A legislação permite que os planos de benefícios convivam com déficits que sejam considerados pequenos[1]. Se o valor do déficit ultrapassa o limite legal, a insuficiência deve ser equacionada, sendo o estabelecimento de contribuições extraordinárias, pagas em prazo que observe o limite normativo[2], a forma mais usual de fazê-lo.

Quando, em razão de um déficit, se opta por implementar contribuições extraordinárias e essas, integral ou parcialmente, recaem sobre o patrocinador do plano de benefícios, surge a necessidade de avaliar a formalização desse compromisso da patrocinadora perante a EFPC mediante um instrumento contratual específico.

Da análise da legislação setorial que rege o tema, constata-se que a Resolução CNPC nº 30/2018 dispõe que déficits deverão ser formalizadas mediante instrumento particular quando:

(i) a duração do passivo do plano for igual ou inferior a 4 (quatro) anos, devendo o contrato ser “reconhecido em cartório” e prever garantia real (art. 29, §4º, da Resolução CNPC nº 30/2018); e

(ii) da ocorrência de parcela não coberta de reserva matemática de benefícios concedidos, o que exige que a parte da dívida que couber à patrocinadora seja objeto de instrumento contratual com garantias (art. 32, §1º, da Resolução CNPC nº 30/2018).

Nas hipóteses de déficit não compreendidas nos itens acima, a formalização de contrato específico para dispor sobre a dívida da patrocinadora perante a EFPC é facultativa. Independentemente da existência de instrumento contratual, o pagamento da dívida será sempre exigível. Aliás, a sua inadimplência importará aplicação de cominações previstas no regulamento do plano de benefícios e, caso persista por mais de 90 (noventa) dias, a legislação exige que a Previc seja cientificada do débito, para adoção de providências cabíveis.

Sendo assim, importa refletir sobre os objetivos que o legislador perseguiu ao determinar que, em certas hipóteses, a dívida de um patrocinador relacionada a déficit – que já é exigível por natureza – seja formalizada mediante celebração de instrumento particular.

Primeiramente, percebe-se que em ambas as disposições normativas citadas consta regra de que o instrumento particular de confissão de dívida preveja garantia contratual. Isso, por si só, já seria capaz de justificar a formalização requerida, inobstante seja possível avaliar outras motivações.
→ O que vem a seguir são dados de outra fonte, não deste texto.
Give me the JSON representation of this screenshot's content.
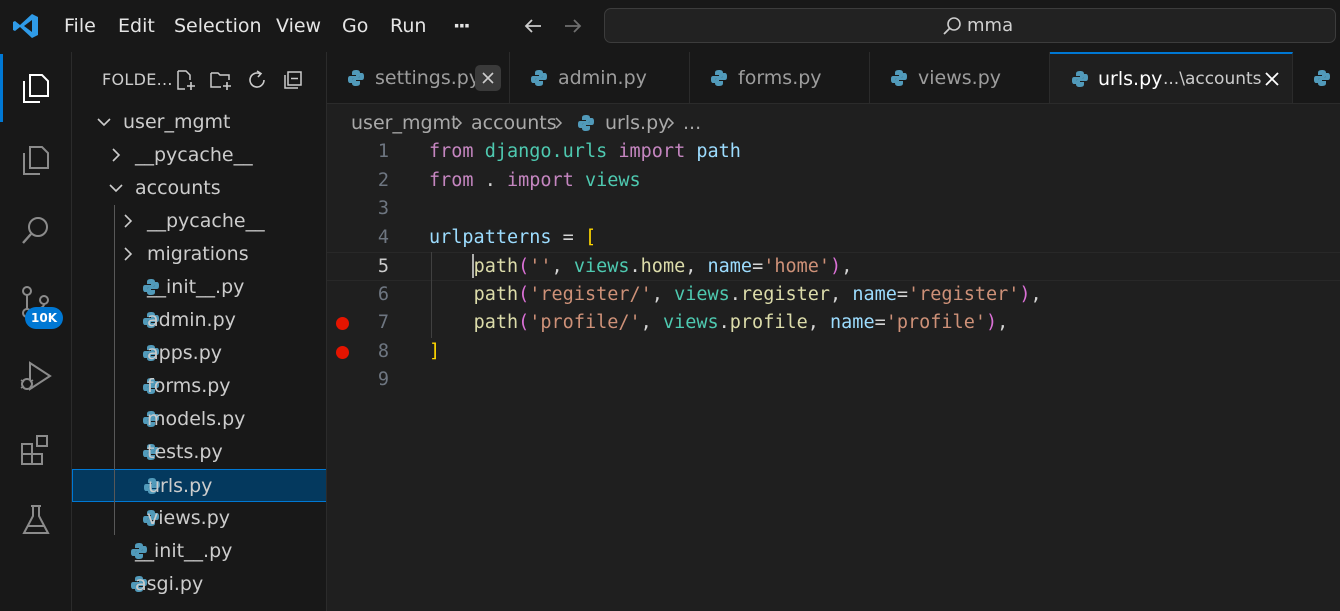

Nessa busca por alcançar a mens legis, consigna-se que a teor do art. 784, III, do Código de Processo Civil, se duas testemunhas comparecerem no contrato ele constituir-se-á verdadeiro título executivo extrajudicial, o que, consoante art. 824 e seguintes do CPC, faz ampliar a eficácia da cobrança em caso de inadimplemento.

Outro aspecto que merece destaque é a disposição normativa que impõe que o instrumento contratual citado no §4º do art. 29 da Resolução CNPC nº 30 seja “reconhecido em cartório”, podendo conduzir o leitor a mais de uma interpretação. Isso porque um contrato pode ter as assinaturas (firmas) de seus subscritores reconhecidas em Cartório de Notas e/ou ser averbado no competente Registro de Títulos e Documentos ou no Registro de Imóveis. Assim, quando o referido parágrafo dispõe sobre a necessidade de o contrato ser “reconhecido em cartório”, gera dúvidas sobre a forma de cumpri-lo.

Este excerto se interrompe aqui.